Within the S&P Directional/Tactical Index, Equity Long/Short managers experienced the largest losses in March. Uncertainty with regard to the actions of the Federal Reserve, interest rates in general, and uneasiness about inflation and increasing energy prices led the S&P Equity Long/Short Index down 1.32% during the month. The S&P Managed Futures Index, comprising 14 predominantly medium- to long-term trend followers, ended the month in slightly positive territory, up 0.29%.
“Performance was mixed in Managed Futures as some managers experienced gains in metal and energy positions, while others were flat in fixed income and experienced losses in currencies,” says Justin Dew, senior hedge fund specialist at Standard & Poor’s. “Weaker than expected economic data in both Europe and Japan drove these currencies lower versus the U.S. dollar, while rising interest rate expectations in the U.S. propelled the dollar higher.”
The S&P Arbitrage Index lost 0.52% during March, bringing its year-to-date return to 0.08%. Equity Market Neutral was the only sector in the index to register gains for March. “March was another strong month for the Market Neutral sector as mean reversion models performed particularly well,” said Dew. “Volatility, as measured by the CBOE Volatility Index, also bounced off lows in February climbing into the 13% range, benefiting many Market Neutral strategies.”
In the Convertible Arbitrage sector, a convergence of factors drove losses during the first quarter and in March. “The additive effects of ongoing, relatively low market volatility coupled with a widening credit spread environment, selling activity from fund redemptions and proprietary trading desk positions, resulted in a particularly difficult trading environment in March,” adds Dew. “In the Fixed Income Arbitrage sector, mortgages (MBS) were a particularly difficult instrument to be invested in as managers, who were long the basis or short the volatility, experienced losses.”
The S&P Event-Driven Index lost 0.28% for the month as Special Situations managers experienced difficulty with restructuring catalyst-driven value equities.

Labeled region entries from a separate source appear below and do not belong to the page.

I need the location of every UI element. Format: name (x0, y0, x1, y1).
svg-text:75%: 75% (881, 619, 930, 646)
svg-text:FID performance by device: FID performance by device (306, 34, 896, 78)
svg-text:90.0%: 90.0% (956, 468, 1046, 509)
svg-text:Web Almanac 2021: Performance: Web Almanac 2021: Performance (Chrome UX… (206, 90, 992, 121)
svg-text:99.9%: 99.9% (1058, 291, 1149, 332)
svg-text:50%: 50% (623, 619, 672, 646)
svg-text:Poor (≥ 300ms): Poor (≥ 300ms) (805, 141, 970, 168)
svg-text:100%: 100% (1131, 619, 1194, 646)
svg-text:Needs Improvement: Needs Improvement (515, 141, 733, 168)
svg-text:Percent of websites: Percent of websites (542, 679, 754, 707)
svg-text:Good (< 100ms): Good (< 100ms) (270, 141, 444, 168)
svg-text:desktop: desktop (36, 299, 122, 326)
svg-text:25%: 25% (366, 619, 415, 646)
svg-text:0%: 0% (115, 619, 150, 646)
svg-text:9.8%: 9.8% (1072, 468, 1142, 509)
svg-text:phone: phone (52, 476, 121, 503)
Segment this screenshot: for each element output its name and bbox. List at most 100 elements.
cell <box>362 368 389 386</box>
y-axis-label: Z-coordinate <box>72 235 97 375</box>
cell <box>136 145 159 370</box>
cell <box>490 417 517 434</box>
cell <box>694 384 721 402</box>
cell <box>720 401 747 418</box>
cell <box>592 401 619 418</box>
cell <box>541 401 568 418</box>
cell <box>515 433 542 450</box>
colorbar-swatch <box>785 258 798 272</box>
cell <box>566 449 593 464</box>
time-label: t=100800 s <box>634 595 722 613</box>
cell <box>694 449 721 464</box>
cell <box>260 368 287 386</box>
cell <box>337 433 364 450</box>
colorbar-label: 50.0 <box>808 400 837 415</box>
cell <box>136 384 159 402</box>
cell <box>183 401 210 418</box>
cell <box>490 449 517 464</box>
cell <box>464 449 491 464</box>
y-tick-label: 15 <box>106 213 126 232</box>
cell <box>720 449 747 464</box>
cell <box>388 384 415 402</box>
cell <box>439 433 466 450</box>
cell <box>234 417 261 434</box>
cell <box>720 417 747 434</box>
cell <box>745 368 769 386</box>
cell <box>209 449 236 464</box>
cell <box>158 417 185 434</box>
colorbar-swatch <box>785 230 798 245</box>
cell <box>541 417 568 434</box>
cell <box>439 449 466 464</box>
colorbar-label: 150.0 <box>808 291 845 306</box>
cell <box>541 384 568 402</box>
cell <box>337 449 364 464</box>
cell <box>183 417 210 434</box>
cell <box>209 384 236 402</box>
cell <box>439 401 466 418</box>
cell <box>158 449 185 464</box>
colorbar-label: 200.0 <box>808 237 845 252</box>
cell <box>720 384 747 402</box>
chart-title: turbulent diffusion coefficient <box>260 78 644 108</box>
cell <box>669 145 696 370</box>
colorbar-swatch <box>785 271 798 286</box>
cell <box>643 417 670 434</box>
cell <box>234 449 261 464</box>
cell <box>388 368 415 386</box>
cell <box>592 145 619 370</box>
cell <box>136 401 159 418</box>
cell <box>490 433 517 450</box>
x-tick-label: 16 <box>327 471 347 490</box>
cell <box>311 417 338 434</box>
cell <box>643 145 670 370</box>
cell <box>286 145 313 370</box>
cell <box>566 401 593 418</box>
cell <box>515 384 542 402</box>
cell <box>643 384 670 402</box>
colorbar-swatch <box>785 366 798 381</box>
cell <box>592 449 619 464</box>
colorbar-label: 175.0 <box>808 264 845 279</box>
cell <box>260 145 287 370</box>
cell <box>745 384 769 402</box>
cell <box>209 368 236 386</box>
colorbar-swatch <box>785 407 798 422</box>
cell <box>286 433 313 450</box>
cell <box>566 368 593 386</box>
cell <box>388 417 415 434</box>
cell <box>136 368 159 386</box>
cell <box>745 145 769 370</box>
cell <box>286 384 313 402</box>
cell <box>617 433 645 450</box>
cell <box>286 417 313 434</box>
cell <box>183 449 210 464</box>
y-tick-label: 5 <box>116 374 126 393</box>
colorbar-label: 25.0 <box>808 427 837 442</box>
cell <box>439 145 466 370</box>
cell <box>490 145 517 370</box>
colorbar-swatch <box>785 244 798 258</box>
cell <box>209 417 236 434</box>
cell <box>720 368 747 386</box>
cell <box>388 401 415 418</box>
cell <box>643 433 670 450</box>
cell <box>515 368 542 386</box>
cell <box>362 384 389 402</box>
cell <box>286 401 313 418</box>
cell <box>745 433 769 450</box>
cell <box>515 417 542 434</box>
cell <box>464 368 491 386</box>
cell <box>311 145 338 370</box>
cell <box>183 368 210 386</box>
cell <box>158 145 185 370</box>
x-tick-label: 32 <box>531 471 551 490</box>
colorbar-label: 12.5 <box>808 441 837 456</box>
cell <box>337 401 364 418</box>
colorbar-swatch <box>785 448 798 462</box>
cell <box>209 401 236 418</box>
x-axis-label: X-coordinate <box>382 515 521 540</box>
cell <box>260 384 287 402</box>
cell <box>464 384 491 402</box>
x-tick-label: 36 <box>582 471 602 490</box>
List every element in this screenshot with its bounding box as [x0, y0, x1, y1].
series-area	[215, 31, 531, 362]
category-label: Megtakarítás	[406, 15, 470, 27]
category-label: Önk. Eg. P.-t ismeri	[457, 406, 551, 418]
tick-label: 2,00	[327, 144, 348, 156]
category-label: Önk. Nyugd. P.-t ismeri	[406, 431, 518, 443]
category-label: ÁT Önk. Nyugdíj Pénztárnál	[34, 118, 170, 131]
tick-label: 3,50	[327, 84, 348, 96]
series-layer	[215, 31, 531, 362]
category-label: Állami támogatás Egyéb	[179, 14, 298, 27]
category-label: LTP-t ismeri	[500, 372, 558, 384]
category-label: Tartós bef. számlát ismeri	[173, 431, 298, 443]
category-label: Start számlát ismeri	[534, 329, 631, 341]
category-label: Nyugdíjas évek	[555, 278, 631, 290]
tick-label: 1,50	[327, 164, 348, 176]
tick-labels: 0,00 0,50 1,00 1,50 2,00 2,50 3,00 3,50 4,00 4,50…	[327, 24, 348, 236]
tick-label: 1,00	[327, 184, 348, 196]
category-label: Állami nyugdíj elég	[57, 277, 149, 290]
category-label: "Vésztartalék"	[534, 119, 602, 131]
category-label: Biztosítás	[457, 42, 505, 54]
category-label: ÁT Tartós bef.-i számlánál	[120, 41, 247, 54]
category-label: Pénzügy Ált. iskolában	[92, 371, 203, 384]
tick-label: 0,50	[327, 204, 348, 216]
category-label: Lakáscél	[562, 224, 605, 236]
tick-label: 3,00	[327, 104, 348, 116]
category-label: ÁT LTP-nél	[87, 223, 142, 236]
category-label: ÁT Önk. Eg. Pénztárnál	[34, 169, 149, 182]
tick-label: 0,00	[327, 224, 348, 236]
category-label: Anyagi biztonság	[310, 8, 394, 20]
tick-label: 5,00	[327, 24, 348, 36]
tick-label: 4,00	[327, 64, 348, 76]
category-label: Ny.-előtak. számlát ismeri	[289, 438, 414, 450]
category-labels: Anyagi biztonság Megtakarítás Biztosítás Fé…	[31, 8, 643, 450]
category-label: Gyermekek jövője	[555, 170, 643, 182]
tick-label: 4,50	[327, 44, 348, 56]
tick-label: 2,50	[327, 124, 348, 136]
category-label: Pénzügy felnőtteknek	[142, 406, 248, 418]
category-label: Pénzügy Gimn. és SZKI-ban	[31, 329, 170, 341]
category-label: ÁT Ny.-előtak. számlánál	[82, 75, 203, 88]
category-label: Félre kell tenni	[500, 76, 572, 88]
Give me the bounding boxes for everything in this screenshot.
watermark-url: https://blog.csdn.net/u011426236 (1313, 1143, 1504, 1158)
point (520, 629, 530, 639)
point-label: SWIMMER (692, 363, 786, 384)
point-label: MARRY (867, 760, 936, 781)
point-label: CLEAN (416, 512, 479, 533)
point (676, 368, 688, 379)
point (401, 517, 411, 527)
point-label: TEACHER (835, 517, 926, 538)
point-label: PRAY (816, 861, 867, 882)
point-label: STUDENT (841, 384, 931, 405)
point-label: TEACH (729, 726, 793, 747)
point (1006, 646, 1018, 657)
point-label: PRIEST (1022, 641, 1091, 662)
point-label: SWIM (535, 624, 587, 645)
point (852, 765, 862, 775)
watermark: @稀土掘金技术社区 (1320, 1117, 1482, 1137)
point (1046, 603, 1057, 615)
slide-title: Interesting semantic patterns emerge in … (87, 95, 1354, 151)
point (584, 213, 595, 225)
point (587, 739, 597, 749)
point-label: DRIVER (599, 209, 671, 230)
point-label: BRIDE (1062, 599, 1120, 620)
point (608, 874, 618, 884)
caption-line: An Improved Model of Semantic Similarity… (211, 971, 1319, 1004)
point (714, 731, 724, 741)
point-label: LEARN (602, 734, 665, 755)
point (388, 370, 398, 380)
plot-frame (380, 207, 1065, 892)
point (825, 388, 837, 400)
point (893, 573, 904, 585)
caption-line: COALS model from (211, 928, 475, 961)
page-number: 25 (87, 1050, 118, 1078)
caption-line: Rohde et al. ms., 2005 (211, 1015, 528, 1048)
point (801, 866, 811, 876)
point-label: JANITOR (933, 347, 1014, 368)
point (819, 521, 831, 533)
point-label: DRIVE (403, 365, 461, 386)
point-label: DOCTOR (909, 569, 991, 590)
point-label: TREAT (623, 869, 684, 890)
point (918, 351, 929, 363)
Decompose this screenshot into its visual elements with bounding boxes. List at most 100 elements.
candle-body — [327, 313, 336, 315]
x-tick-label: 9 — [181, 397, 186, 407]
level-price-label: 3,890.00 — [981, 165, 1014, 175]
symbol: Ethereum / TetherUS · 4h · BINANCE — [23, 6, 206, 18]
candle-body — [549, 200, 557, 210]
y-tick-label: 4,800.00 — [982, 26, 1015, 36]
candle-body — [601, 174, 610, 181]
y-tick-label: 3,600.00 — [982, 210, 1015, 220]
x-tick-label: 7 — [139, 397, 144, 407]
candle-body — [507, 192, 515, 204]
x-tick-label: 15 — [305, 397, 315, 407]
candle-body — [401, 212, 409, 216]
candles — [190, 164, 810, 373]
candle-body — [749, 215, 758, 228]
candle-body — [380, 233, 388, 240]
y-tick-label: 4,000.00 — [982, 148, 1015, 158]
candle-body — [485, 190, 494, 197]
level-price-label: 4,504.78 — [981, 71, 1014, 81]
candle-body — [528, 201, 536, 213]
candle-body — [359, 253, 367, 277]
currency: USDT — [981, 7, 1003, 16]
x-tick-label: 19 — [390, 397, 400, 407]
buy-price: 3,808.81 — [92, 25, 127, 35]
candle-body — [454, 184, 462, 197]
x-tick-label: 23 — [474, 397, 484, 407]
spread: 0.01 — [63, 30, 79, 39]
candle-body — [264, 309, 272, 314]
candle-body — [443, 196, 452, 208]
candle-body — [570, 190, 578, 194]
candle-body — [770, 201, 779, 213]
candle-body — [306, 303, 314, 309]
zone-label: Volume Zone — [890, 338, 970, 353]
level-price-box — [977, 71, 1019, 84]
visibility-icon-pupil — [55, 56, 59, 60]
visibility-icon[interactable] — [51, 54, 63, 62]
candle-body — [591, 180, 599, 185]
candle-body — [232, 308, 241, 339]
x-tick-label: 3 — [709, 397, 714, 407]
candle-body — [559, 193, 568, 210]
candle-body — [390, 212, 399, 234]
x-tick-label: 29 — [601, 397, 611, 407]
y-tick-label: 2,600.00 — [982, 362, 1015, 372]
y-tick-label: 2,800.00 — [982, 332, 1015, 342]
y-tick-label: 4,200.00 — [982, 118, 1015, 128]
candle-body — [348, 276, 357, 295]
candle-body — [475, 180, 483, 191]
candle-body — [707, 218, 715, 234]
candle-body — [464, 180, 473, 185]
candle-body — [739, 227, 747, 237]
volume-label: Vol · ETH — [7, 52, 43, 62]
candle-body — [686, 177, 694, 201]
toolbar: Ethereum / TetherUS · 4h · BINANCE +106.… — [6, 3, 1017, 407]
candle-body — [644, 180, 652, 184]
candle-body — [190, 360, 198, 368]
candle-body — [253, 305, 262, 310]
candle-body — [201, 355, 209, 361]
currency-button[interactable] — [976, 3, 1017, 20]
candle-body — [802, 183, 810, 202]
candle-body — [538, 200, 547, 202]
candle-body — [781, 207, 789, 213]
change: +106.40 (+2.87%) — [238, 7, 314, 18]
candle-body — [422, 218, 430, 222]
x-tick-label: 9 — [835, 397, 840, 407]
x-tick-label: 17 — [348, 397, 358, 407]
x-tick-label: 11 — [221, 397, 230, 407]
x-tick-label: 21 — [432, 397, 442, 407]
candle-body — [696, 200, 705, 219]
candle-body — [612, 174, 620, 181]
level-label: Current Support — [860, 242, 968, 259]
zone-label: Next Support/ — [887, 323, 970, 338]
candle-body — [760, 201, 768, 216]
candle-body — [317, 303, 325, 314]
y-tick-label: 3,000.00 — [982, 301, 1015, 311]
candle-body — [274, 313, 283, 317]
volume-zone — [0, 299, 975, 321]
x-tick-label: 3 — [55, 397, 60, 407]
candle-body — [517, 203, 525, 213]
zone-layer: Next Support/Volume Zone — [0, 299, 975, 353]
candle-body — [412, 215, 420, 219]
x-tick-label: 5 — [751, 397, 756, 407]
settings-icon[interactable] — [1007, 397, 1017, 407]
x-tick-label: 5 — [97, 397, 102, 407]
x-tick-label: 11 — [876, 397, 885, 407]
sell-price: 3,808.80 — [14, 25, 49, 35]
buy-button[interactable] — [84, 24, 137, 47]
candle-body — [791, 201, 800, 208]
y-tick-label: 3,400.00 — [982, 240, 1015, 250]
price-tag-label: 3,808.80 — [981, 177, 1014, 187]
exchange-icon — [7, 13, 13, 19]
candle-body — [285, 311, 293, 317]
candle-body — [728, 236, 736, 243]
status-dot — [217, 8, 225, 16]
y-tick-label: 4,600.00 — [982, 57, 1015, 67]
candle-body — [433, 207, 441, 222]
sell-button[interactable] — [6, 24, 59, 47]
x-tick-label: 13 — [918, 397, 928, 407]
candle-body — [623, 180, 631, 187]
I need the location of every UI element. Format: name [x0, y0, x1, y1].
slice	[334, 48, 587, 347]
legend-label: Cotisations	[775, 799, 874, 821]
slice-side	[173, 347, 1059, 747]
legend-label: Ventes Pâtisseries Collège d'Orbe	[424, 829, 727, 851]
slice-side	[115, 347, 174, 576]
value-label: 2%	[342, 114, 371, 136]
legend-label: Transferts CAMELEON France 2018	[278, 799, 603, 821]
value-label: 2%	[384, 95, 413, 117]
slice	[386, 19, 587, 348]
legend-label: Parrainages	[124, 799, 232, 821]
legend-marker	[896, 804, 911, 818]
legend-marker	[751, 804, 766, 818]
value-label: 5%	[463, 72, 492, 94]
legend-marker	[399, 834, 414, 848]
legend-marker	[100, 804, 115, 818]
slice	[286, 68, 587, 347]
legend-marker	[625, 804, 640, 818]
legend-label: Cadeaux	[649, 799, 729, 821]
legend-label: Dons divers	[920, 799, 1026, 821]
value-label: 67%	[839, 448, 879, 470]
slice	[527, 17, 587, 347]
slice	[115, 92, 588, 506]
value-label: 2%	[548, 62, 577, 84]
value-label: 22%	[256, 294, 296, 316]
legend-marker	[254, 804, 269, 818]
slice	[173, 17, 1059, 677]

These positions underperformed due in part to the effects of rising interest rates and a declining equity market. This is a departure from the normally uncorrelated nature of Special Situations to equities. While the Distressed sector has added to the returns of the S&P HFI on the quarter, performance diminished in March as credit spreads widened by a significant 54.9 basis points between March 8th and March 31st. Merger Arbitrage returns for the month were positive as a few substantial deals came closer to fruition.